Rather than deny the opposition’s assertion, the governing Congress party shot back that tsunamis leave a trail of death and destruction.
The salvo was typical of the war of words being waged in Varanasi, one of the final contests in the world’s biggest election and whose combatants include two of India’s most talked-about politicians.
If his Bharatiya Janata Party’s (BJP) plan comes off, Modi will emerge next week as Varanasi’s member of parliament and India’s prime minister.
But opposing him is anti-corruption champion Arvind Kejriwal, who six months ago prevented the BJP from taking charge of Delhi’s state assembly in a stunning electoral debut.
The expectation this time is of a win for Modi in Monday’s poll, the last day of voting in the whole six-week election. National results are due next Friday.
“Everyone in Varanasi, everyone in India, knows that Modi is the frontrunner,” said T. P. Singh, a politics professor at the city’s Banaras Hindu University.
“The people of Varanasi are excited that they won’t just be voting for their MP [member of parliament]but also for their PM [prime minister],” he added.
A sacred city around 420 miles (680 kilometers) east of Delhi, Varanasi is a perfect platform for Modi to present himself as a sound administrator and proud Hindu.
The city on the banks of the river Ganges teems with temples and traffic, and it is regarded as particularly auspicious for Hindus to be cremated by the holy waters.
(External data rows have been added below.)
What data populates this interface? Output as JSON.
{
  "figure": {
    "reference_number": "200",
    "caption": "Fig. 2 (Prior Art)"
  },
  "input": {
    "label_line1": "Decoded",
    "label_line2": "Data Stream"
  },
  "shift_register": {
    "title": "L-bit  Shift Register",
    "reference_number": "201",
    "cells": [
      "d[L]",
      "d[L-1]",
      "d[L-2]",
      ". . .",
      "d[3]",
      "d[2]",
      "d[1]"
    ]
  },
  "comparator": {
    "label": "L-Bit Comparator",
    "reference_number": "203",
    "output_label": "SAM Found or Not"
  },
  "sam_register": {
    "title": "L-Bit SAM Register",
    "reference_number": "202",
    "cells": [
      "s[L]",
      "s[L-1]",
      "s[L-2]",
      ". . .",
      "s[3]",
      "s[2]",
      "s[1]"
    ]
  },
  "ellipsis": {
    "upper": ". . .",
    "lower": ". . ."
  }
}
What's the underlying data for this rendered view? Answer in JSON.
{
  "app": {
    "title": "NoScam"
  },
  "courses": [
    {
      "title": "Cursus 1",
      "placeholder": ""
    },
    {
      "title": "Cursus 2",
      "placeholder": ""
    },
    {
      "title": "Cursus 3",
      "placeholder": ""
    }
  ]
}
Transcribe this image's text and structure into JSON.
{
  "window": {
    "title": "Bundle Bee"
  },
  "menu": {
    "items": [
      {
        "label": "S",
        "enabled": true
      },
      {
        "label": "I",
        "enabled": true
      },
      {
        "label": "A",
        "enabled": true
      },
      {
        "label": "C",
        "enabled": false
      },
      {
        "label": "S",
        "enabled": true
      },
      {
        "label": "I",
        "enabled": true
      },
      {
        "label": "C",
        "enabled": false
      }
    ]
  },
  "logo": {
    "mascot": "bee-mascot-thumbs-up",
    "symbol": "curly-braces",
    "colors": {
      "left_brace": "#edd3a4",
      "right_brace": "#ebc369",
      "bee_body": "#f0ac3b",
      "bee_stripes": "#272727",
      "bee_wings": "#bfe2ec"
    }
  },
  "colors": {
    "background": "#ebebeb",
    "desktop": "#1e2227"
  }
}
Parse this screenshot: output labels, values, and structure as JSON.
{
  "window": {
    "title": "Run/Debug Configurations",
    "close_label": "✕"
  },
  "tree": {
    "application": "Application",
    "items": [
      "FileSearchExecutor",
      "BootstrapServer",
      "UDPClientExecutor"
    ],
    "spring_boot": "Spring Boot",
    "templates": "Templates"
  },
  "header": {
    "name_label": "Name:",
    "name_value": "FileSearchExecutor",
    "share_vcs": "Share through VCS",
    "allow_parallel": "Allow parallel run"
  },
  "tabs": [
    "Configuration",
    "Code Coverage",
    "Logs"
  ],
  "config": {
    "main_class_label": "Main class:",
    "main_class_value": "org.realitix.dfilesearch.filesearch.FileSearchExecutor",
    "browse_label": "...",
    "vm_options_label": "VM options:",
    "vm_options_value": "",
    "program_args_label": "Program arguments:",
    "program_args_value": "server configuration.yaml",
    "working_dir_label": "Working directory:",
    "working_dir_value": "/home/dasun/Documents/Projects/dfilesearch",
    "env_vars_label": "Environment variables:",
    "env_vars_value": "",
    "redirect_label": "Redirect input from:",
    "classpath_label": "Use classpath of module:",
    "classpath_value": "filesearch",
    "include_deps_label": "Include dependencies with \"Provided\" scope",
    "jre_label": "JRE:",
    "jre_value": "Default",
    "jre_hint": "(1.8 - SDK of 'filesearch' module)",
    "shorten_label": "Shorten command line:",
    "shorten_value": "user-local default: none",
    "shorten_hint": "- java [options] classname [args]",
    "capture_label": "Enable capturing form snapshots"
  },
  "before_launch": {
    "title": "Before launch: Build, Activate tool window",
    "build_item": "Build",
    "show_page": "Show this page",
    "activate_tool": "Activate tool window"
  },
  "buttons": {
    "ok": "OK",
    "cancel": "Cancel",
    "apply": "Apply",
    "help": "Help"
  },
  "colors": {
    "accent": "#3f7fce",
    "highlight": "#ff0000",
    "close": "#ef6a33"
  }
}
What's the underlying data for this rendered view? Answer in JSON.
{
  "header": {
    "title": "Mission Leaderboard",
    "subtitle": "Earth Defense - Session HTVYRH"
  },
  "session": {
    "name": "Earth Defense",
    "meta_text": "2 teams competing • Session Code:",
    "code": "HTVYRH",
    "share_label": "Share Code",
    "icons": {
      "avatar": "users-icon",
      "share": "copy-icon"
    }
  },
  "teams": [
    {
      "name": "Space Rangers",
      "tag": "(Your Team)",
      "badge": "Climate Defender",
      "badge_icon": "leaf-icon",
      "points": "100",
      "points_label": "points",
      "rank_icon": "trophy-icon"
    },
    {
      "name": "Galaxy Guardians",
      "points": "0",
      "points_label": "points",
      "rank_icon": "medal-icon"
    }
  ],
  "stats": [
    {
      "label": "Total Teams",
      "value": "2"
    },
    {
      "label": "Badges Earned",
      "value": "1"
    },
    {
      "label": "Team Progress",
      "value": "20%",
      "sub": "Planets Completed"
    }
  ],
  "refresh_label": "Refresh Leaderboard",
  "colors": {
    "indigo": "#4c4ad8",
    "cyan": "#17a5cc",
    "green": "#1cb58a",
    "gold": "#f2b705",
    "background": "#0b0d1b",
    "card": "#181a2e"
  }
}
Boys play cricket only yards from the burning bodies.
“It doesn’t so much feel like the BJP has sent me here but rather that Mother Ganga has summoned me,” said the 63-year-old Modi, who elbowed a sitting BJP veteran aside in order to stand.
More than 100,000 people lined the streets as Modi crawled through on an open-top truck, prompting top aide Amit Shah to forecast a “tsunami . . . that will wipe out” his rivals.
Modi’s pitch has been to revive a city whose famous silk industry is fighting for survival. A BJP “vision document” includes pledges to clean up the filthy Ganges and make Varanasi an education hub.
The BJP’s national secretary, Rameshwar Chaurasia, says Modi’s candidacy should also have a knock-on effect in neighboring states.
“Democracy is a game of numbers and it was felt Modiji [ji is an Indian honorific]would change the dynamics of at least 59 seats,” he told Agence France-Presse.
Uttar Pradesh state, which is home to Varanasi, accounts for 80 out of 543 seats in the parliament, making it by far the most important state.